Chapter 34
Holly said, ‘I don’t like driving when it’s icy, not when I’ve had a couple of drinks.
’ She handed me the key and I got behind the wheel, quickly figuring out the Jeep’s controls.
It was so old it had a tape deck. I guessed Zack must have driven Charles back to the house in his Land Rover, leaving the Jeep at the pub for the two sisters to get home in.
‘Let’s go,’ Holly said, her voice all business.
As I drove, I glanced at Miranda in the rear-view mirror, watching to see if she got her phone out.
She didn’t. I began to wonder if there was some way to get her on my side.
I couldn’t risk simply telling her that I’d watched Zack shoot Morag – she almost certainly wouldn’t believe me – but perhaps I could try another tactic.
‘You know it’s not Jasmine’s fault that she looks like your mum, don’t you?’ I asked her. ‘She’s the victim here. One of the victims, I should say, along with you two.’
‘What are you wittering on about?’
‘Your dad and Zack kept it secret from you. I know how much that hurt you. If my spouse kept something like that from me …’
She folded her arms. ‘Oh, he’s going to pay. Believe me. When we get home, he’s going to wish it was him who’d fallen to his death in that cave.’
‘He deserves everything he gets,’ I said.
In the mirror, I saw her narrow her eyes. ‘I thought you men always stick together. You’re just pretending to sympathize to look good in front of Holly.’
‘That’s not true at all. I think it’s awful what he did.
The app itself is horrific. The very idea of it makes my skin crawl.
And to use it to bring someone into your life who looks like your mother, without caring about how you would feel.
’ This was all easy to say, because it was the truth. ‘If I were you, I’d divorce him.’
‘Me, too,’ Holly said.
‘Oh, that will never happen,’ said Miranda.
‘Really?’ I was disappointed. ‘Because you love him too much?’

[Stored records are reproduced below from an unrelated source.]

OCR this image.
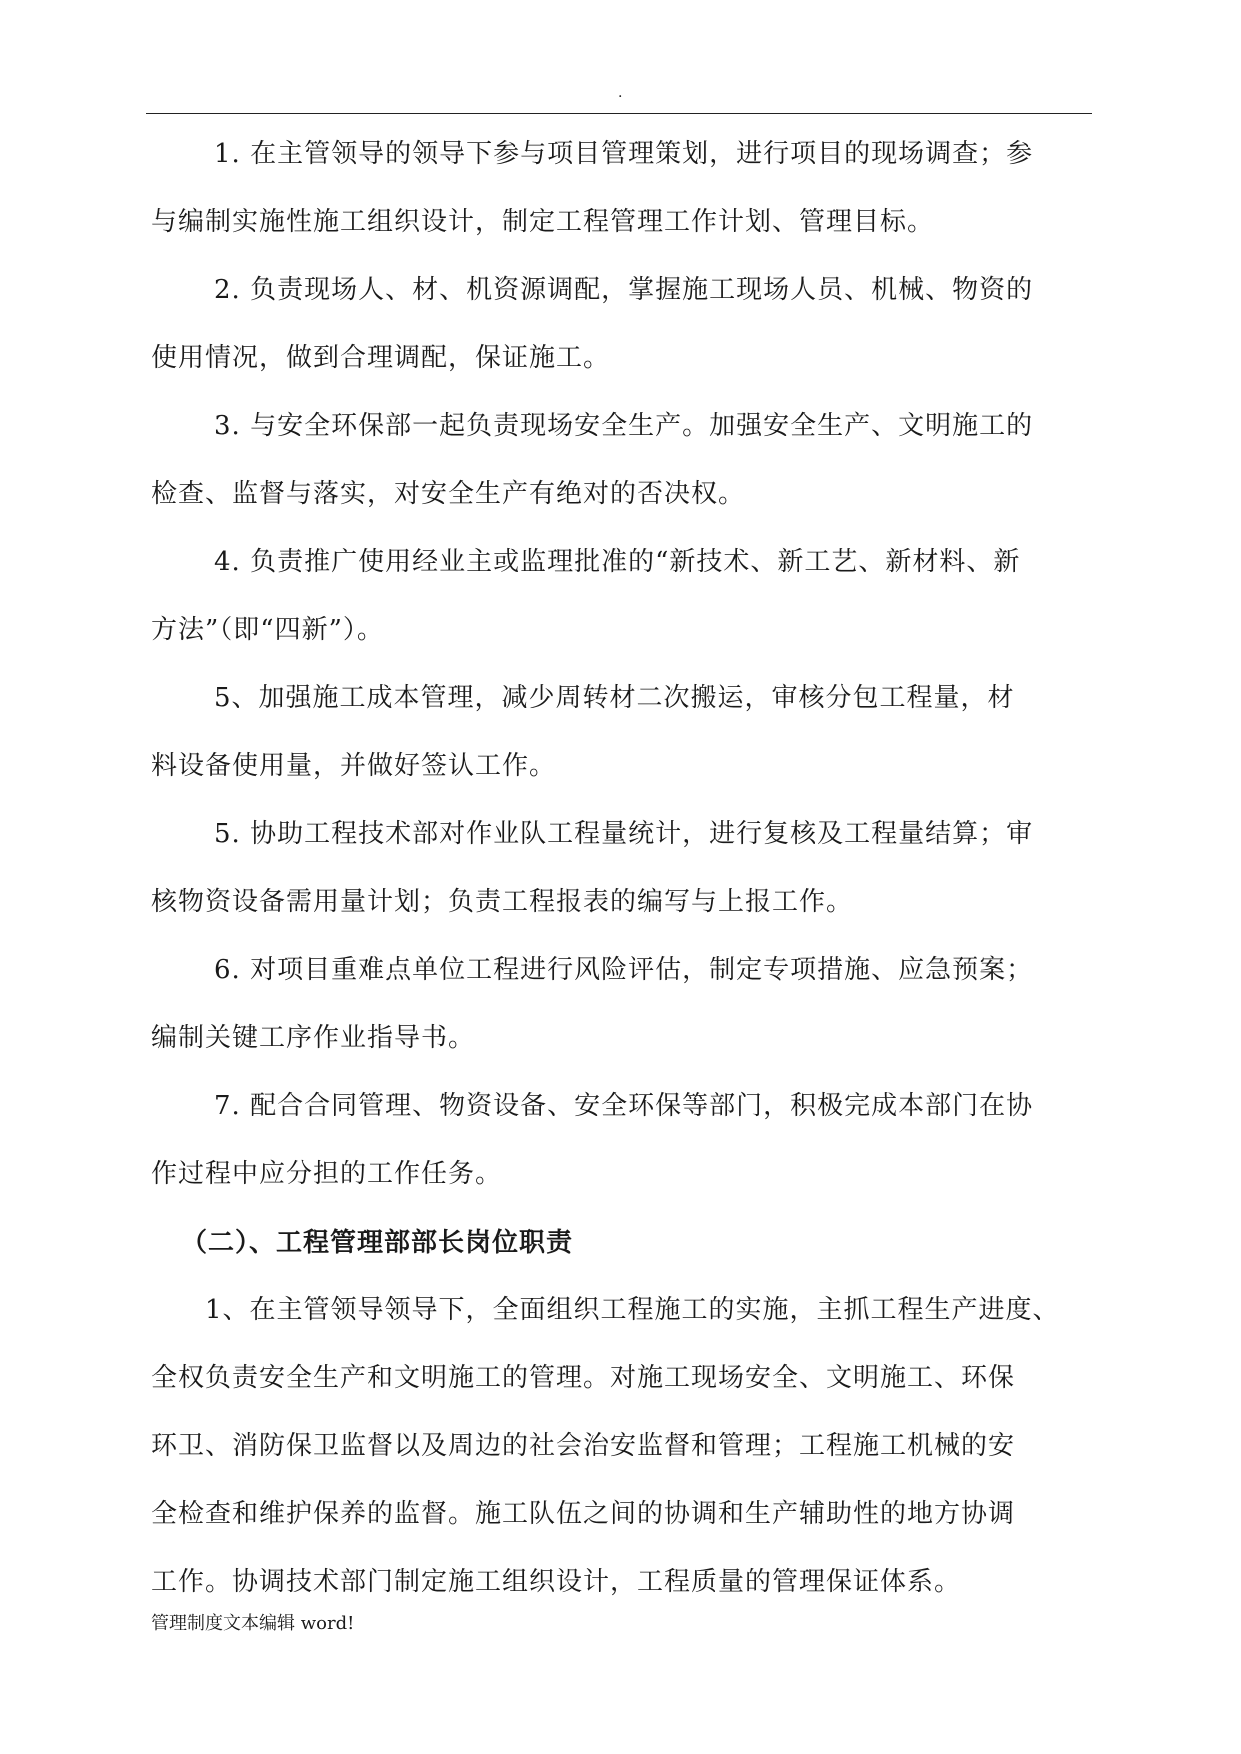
.
1. 在主管领导的领导下参与项目管理策划，进行项目的现场调查；参
与编制实施性施工组织设计，制定工程管理工作计划、管理目标。
2. 负责现场人、材、机资源调配，掌握施工现场人员、机械、物资的
使用情况，做到合理调配，保证施工。
3. 与安全环保部一起负责现场安全生产。加强安全生产、文明施工的
检查、监督与落实，对安全生产有绝对的否决权。
4. 负责推广使用经业主或监理批准的“新技术、新工艺、新材料、新
方法”（即“四新”）。
5、加强施工成本管理，减少周转材二次搬运，审核分包工程量，材
料设备使用量，并做好签认工作。
5. 协助工程技术部对作业队工程量统计，进行复核及工程量结算；审
核物资设备需用量计划；负责工程报表的编写与上报工作。
6. 对项目重难点单位工程进行风险评估，制定专项措施、应急预案；
编制关键工序作业指导书。
7. 配合合同管理、物资设备、安全环保等部门，积极完成本部门在协
作过程中应分担的工作任务。
（二）、工程管理部部长岗位职责
1、在主管领导领导下，全面组织工程施工的实施，主抓工程生产进度、
全权负责安全生产和文明施工的管理。对施工现场安全、文明施工、环保
环卫、消防保卫监督以及周边的社会治安监督和管理；工程施工机械的安
全检查和维护保养的监督。施工队伍之间的协调和生产辅助性的地方协调
工作。协调技术部门制定施工组织设计，工程质量的管理保证体系。
管理制度文本编辑 word!
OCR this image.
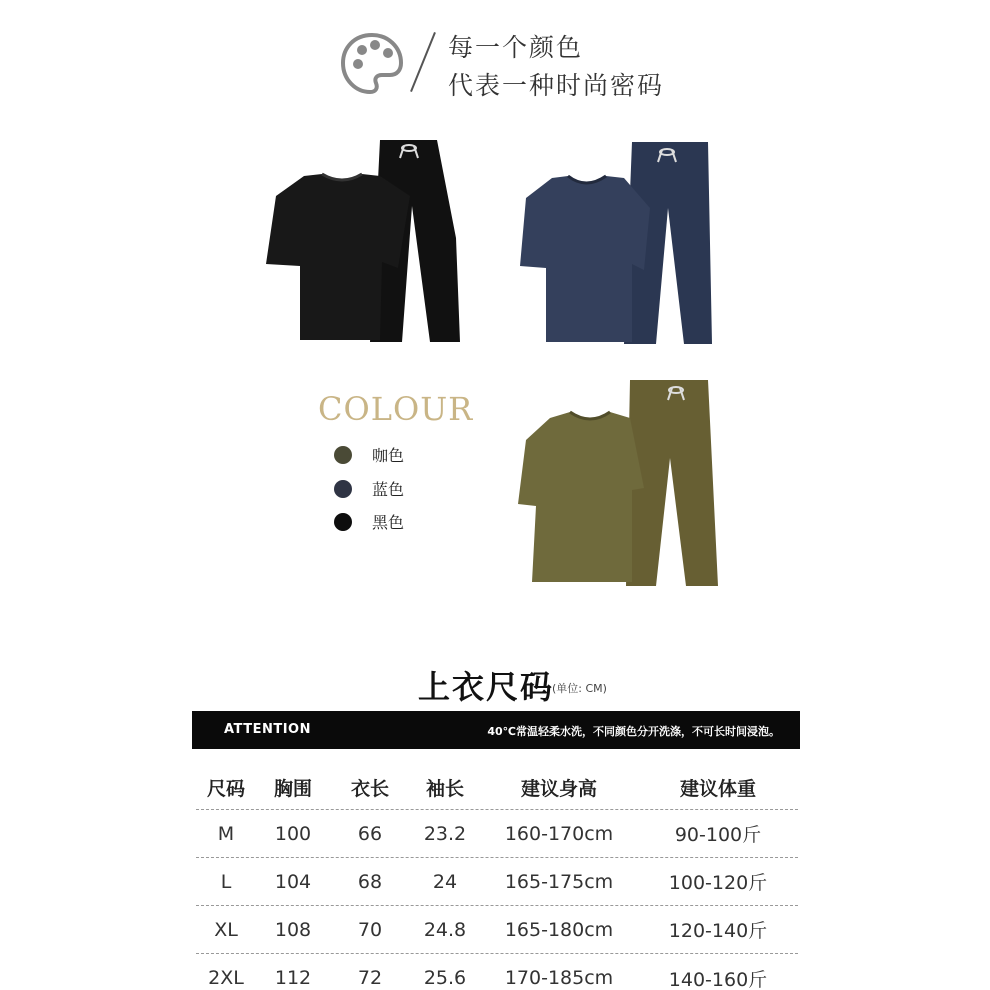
每一个颜色
代表一种时尚密码
COLOUR
咖色
蓝色
黑色
上衣尺码
(单位: CM)
ATTENTION	40℃常温轻柔水洗，不同颜色分开洗涤，不可长时间浸泡。
尺码	胸围	衣长	袖长	建议身高	建议体重
M	100	66	23.2	160-170cm	90-100斤
L	104	68	24	165-175cm	100-120斤
XL	108	70	24.8	165-180cm	120-140斤
2XL	112	72	25.6	170-185cm	140-160斤
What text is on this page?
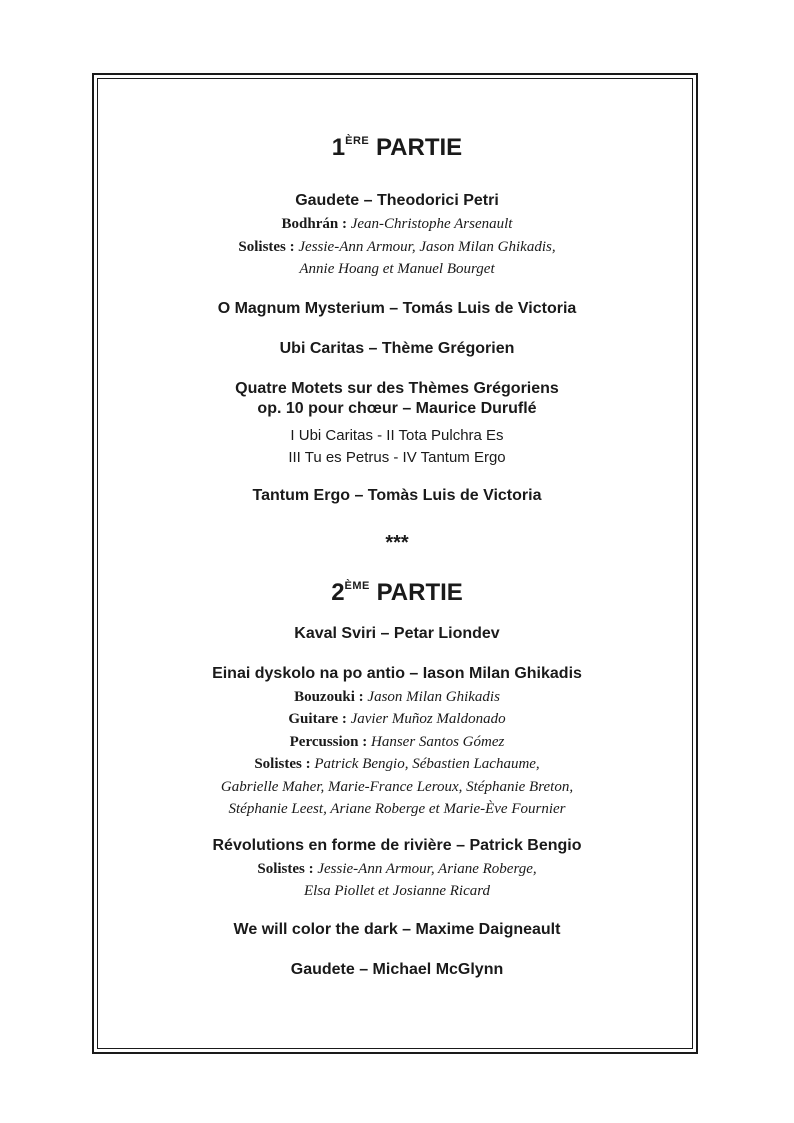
1ÈRE PARTIE

Gaudete – Theodorici Petri

Bodhrán : Jean-Christophe Arsenault

Solistes : Jessie-Ann Armour, Jason Milan Ghikadis,

Annie Hoang et Manuel Bourget

O Magnum Mysterium – Tomás Luis de Victoria

Ubi Caritas – Thème Grégorien

Quatre Motets sur des Thèmes Grégoriens

op. 10 pour chœur – Maurice Duruflé

I Ubi Caritas - II Tota Pulchra Es

III Tu es Petrus - IV Tantum Ergo

Tantum Ergo – Tomàs Luis de Victoria

***

2ÈME PARTIE

Kaval Sviri – Petar Liondev

Einai dyskolo na po antio – Iason Milan Ghikadis

Bouzouki : Jason Milan Ghikadis

Guitare : Javier Muñoz Maldonado

Percussion : Hanser Santos Gómez

Solistes : Patrick Bengio, Sébastien Lachaume,

Gabrielle Maher, Marie-France Leroux, Stéphanie Breton,

Stéphanie Leest, Ariane Roberge et Marie-Ève Fournier

Révolutions en forme de rivière – Patrick Bengio

Solistes : Jessie-Ann Armour, Ariane Roberge,

Elsa Piollet et Josianne Ricard

We will color the dark – Maxime Daigneault

Gaudete – Michael McGlynn
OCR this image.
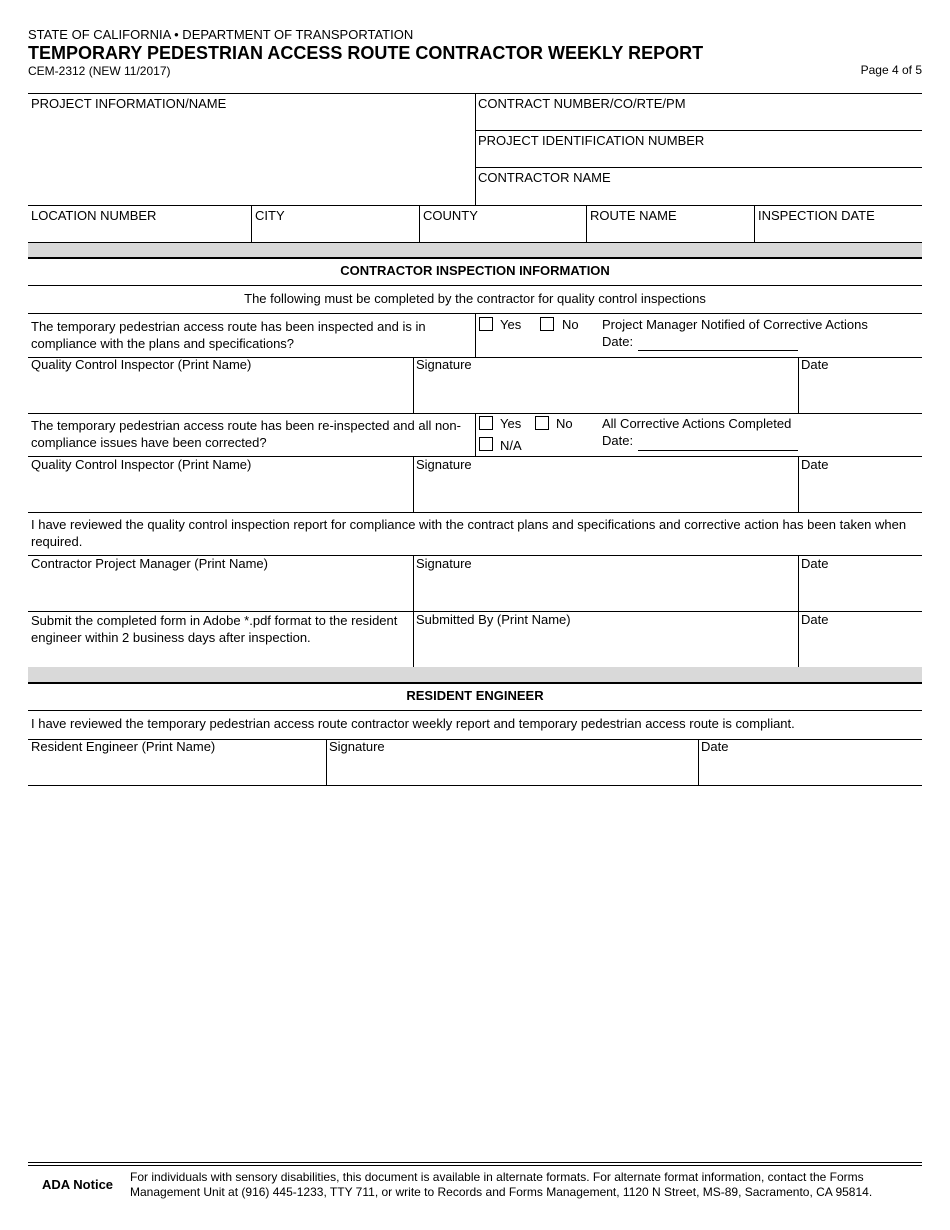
STATE OF CALIFORNIA • DEPARTMENT OF TRANSPORTATION
TEMPORARY PEDESTRIAN ACCESS ROUTE CONTRACTOR WEEKLY REPORT
CEM-2312 (NEW 11/2017)	Page 4 of 5
PROJECT INFORMATION/NAME	CONTRACT NUMBER/CO/RTE/PM
PROJECT IDENTIFICATION NUMBER
CONTRACTOR NAME
LOCATION NUMBER	CITY	COUNTY	ROUTE NAME	INSPECTION DATE
CONTRACTOR INSPECTION INFORMATION
The following must be completed by the contractor for quality control inspections
The temporary pedestrian access route has been inspected and is in compliance with the plans and specifications?
Yes	No Project Manager Notified of Corrective Actions
Date:
Quality Control Inspector (Print Name)	Signature	Date
The temporary pedestrian access route has been re-inspected and all non-compliance issues have been corrected?
Yes	No
N/A
All Corrective Actions Completed
Date:
Quality Control Inspector (Print Name)	Signature	Date
I have reviewed the quality control inspection report for compliance with the contract plans and specifications and corrective action has been taken when required.
Contractor Project Manager (Print Name)	Signature	Date
Submit the completed form in Adobe *.pdf format to the resident engineer within 2 business days after inspection.
Submitted By (Print Name)	Date
RESIDENT ENGINEER
I have reviewed the temporary pedestrian access route contractor weekly report and temporary pedestrian access route is compliant.
Resident Engineer (Print Name)	Signature	Date
ADA Notice For individuals with sensory disabilities, this document is available in alternate formats. For alternate format information, contact the Forms Management Unit at (916) 445-1233, TTY 711, or write to Records and Forms Management, 1120 N Street, MS-89, Sacramento, CA 95814.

‘Why are you grilling me about my marriage?’
‘Sorry. I was trying to sympathize with you, that’s all.’
There was a long silence. This hadn’t gone the way I’d hoped. But then she said, ‘I’ve already had one failed marriage. You think I want to be like Jasmine’s trailer-trash mother, with a string of divorces behind her?’
The insult provoked me. ‘Didn’t your first marriage end because you had an affair with Zack?’
‘Patrick …’ Holly warned me.
But Miranda spoke over her. ‘I started seeing Zack because my first husband fucked a twenty-year-old intern in his office! That is the one thing I cannot stand. Cheating. Disloyalty. You know, if he’d come to me first, said he wanted a discreet, open marriage, I might have said yes. But infidelity – it shows contempt.’
‘And you’re sure Zack has always been faithful to you?’
‘Oh yes.’ She smirked. ‘He has no reason to go elsewhere. And he wouldn’t find anyone else willing to put up with his … little preferences.’
‘Oh Jesus, Miranda.’ Holly made a gagging face. ‘Too much information.’
I remembered hearing them the other night.
Whatever, at least I knew now that Miranda was not going to turn against her husband. I wasn’t going to win her over.
We drove on in silence for a little while. The snow had slowed to the faintest smattering. I switched off the wipers.
Then Miranda said, ‘I’m looking forward to seeing the manor house again.’ Her tone had the soft tinge of nostalgia. ‘We were all so happy back then, weren’t we? Mum was so excited about the arts centre. Dad was, too. And then it all went so horribly wrong.’
She and Holly began to reminisce about when they were young, telling stories to each other about their mum and Lewis.
How had I ended up here? Only a few days ago I’d been in Brighton, full of excitement about coming to Scotland and spending time with Holly’s family. Apprehensive, too, of course, but mostly looking forward to coming here.
‘It will be fun,’ Holly had said when she’d invited me on this trip. ‘It’s a beautiful place. Bleak and windswept and real, you know?’
I knew that in the morning, when the sun came up, with the hills covered in snow, it certainly would look beautiful. But I didn’t want to die here.